Case Report Lambert-Eaton Myasthenic Syndrome (LEMS) is a neuromuscular disorder caused by antibodies directed to the presynaptic voltage-gated calcium channel. It is often paraneoplastic, most commonly associated with Small Cell Lung Cancer (SCLC). This report outlines the case of a patient who developed LEMS secondary to pembrolizumab treatment for metastatic melanoma. An 82 year-old female presented to hospital 1 week after cycle 2 of pembrolizumab treatment for metastatic melanoma. On examination, she was found to have dysphagia, ocular muscle weakness and generalised weakness (most markedly weakness in hip flexors). Her weakness was fatigable and she had a waddling gait. Clinical picture was consistent with a clinical diagnosis of LEMS rather than myositis, which was confirmed by elevated anti-VGCC antibodies and response to Acetylcholinesterase inhibitors. Results Anti-VGCC antibodies elevated at 119pM( Transiently elevated CK, negative myositis autoantibodies, negative anti-MuSK antibodies, negative AChR antibodies.
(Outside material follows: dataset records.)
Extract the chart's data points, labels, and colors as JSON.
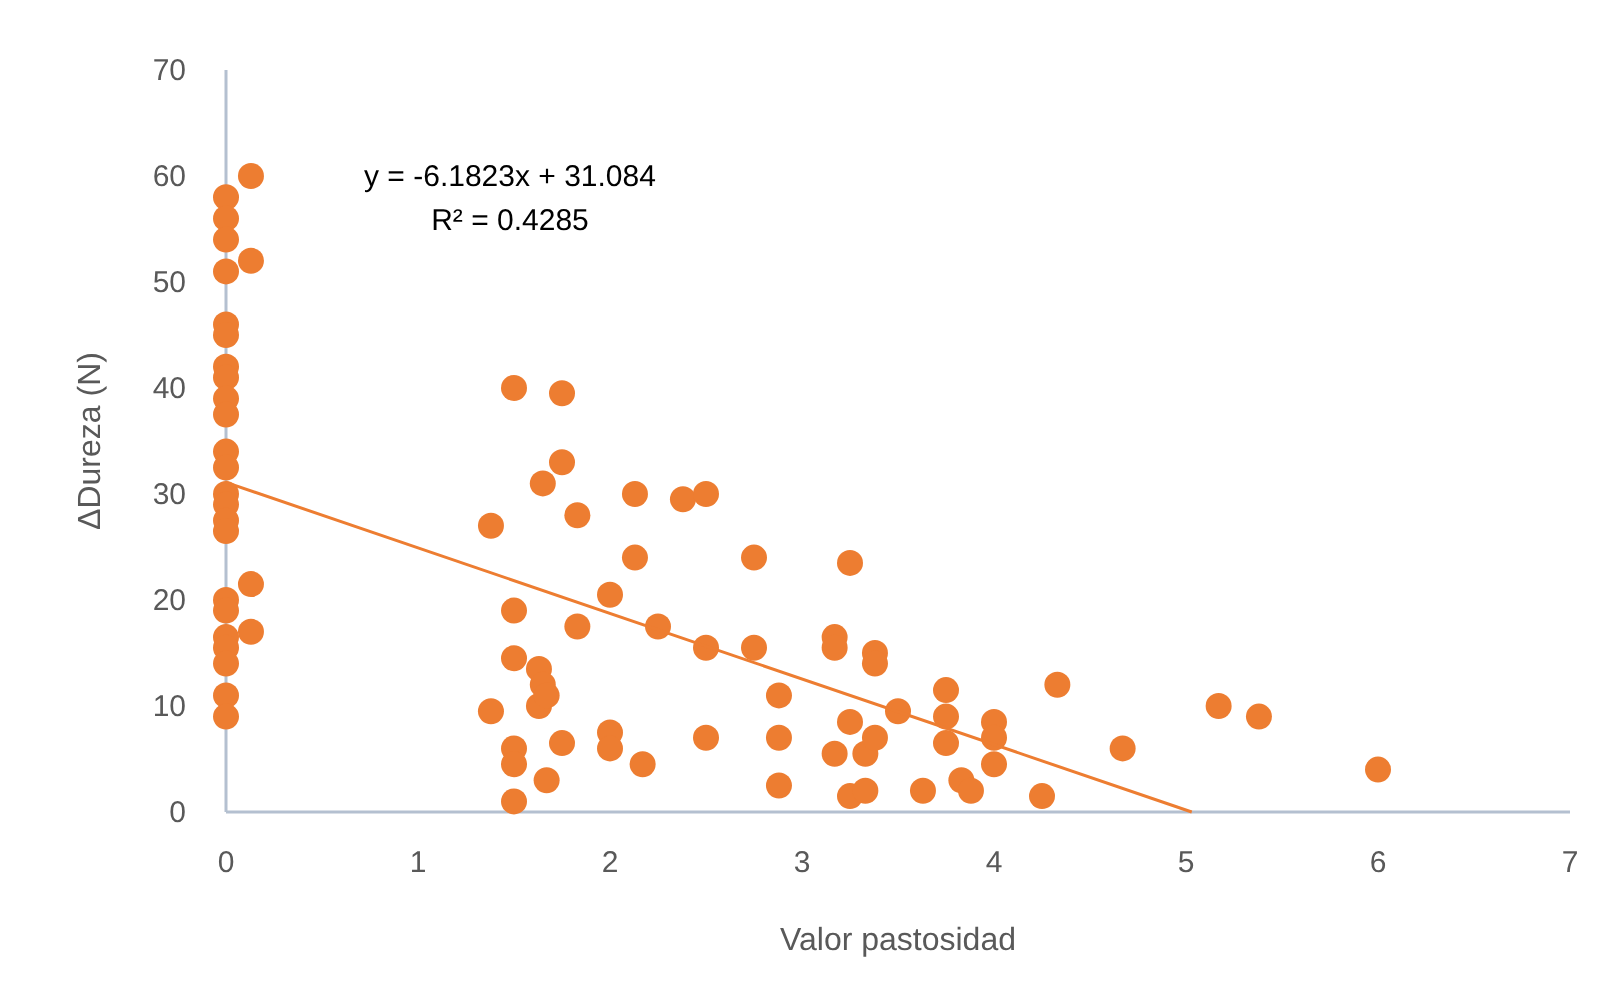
{
  "chart_data": {
    "type": "scatter",
    "xlabel": "Valor pastosidad",
    "ylabel": "ΔDureza (N)",
    "xlim": [
      0,
      7
    ],
    "xticks": [
      0,
      1,
      2,
      3,
      4,
      5,
      6,
      7
    ],
    "ylim": [
      0,
      70
    ],
    "yticks": [
      0,
      10,
      20,
      30,
      40,
      50,
      60,
      70
    ],
    "grid": false,
    "annotations": [
      "y = -6.1823x + 31.084",
      "R² = 0.4285"
    ],
    "series": [
      {
        "color": "#ed7d31",
        "marker": "circle",
        "x": [
          0,
          0,
          0,
          0,
          0,
          0,
          0,
          0,
          0,
          0,
          0,
          0,
          0,
          0,
          0,
          0,
          0,
          0,
          0,
          0,
          0,
          0,
          0,
          0.13,
          0.13,
          0.13,
          0.13,
          1.38,
          1.38,
          1.5,
          1.5,
          1.5,
          1.5,
          1.5,
          1.5,
          1.63,
          1.63,
          1.65,
          1.67,
          1.67,
          1.65,
          1.75,
          1.75,
          1.75,
          1.83,
          1.83,
          2,
          2,
          2,
          2.13,
          2.13,
          2.17,
          2.25,
          2.38,
          2.5,
          2.5,
          2.5,
          2.75,
          2.75,
          2.88,
          2.88,
          2.88,
          3.17,
          3.17,
          3.17,
          3.25,
          3.25,
          3.25,
          3.33,
          3.33,
          3.38,
          3.38,
          3.38,
          3.5,
          3.63,
          3.75,
          3.75,
          3.75,
          3.83,
          3.88,
          4,
          4,
          4,
          4.25,
          4.33,
          4.67,
          5.17,
          5.38,
          6
        ],
        "values": [
          58,
          56,
          54,
          51,
          46,
          45,
          42,
          41,
          39,
          37.5,
          34,
          32.5,
          30,
          29,
          27.5,
          26.5,
          20,
          19,
          16.5,
          15.5,
          14,
          11,
          9,
          60,
          52,
          21.5,
          17,
          27,
          9.5,
          40,
          19,
          14.5,
          6,
          4.5,
          1,
          13.5,
          10,
          12,
          11,
          3,
          31,
          39.5,
          33,
          6.5,
          28,
          17.5,
          20.5,
          7.5,
          6,
          30,
          24,
          4.5,
          17.5,
          29.5,
          30,
          15.5,
          7,
          24,
          15.5,
          11,
          7,
          2.5,
          16.5,
          15.5,
          5.5,
          23.5,
          8.5,
          1.5,
          5.5,
          2,
          15,
          14,
          7,
          9.5,
          2,
          11.5,
          9,
          6.5,
          3,
          2,
          8.5,
          7,
          4.5,
          1.5,
          12,
          6,
          10,
          9,
          4
        ]
      },
      {
        "type": "line",
        "color": "#ed7d31",
        "x": [
          0,
          5.03
        ],
        "values": [
          31.1,
          0
        ]
      }
    ]
  }
}
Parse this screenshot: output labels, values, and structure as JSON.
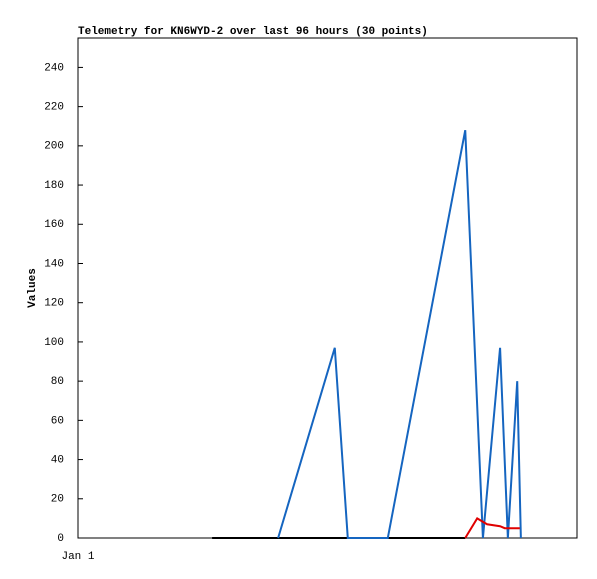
{
  "chart_data": {
    "type": "line",
    "title": "Telemetry for KN6WYD-2 over last 96 hours (30 points)",
    "y_label": "Values",
    "xlim": [
      0,
      96
    ],
    "xticks": [
      {
        "value": 0,
        "label": "Jan 1"
      }
    ],
    "ylim": [
      0,
      255
    ],
    "yticks": [
      0,
      20,
      40,
      60,
      80,
      100,
      120,
      140,
      160,
      180,
      200,
      220,
      240
    ],
    "series": [
      {
        "color": "#000000",
        "x": [
          25.8,
          38.5,
          74.5
        ],
        "values": [
          0,
          0,
          0
        ]
      },
      {
        "color": "#1565c0",
        "x": [
          38.5,
          49.4,
          51.9,
          59.6,
          74.5,
          77.9,
          81.2,
          82.7,
          84.5,
          85.2
        ],
        "values": [
          0,
          97,
          0,
          0,
          208,
          0,
          97,
          0,
          80,
          0
        ]
      },
      {
        "color": "#e00000",
        "x": [
          74.5,
          76.8,
          78.7,
          81.2,
          82.1,
          85.0
        ],
        "values": [
          0,
          10,
          7,
          6,
          5,
          5
        ]
      }
    ]
  }
}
Although repetitive nerve stimulation did not show increment in the right ulnar CMAP after isometric muscle activation, the clinical picture was consistent with LEMS. Marked improvement to treatment with oral prednisone and pyridostigmine. Due to side effects, pyridostigmine was changed to 3,4-Diaminopyridine therapy with excellent response. Steroids were weaned off and the patient is adequately controlled on 3,4-Diaminopyridine. Conclusion Our case report shows that LEMS can arise as a result of an immune-related adverse event (irAE) to pembrolizumab; an Anti-PD-1 Monoclonal Antibody. The immune response persists after cessation of this checkpoint inhibitor medication. It is important to recognise and treat this condition early.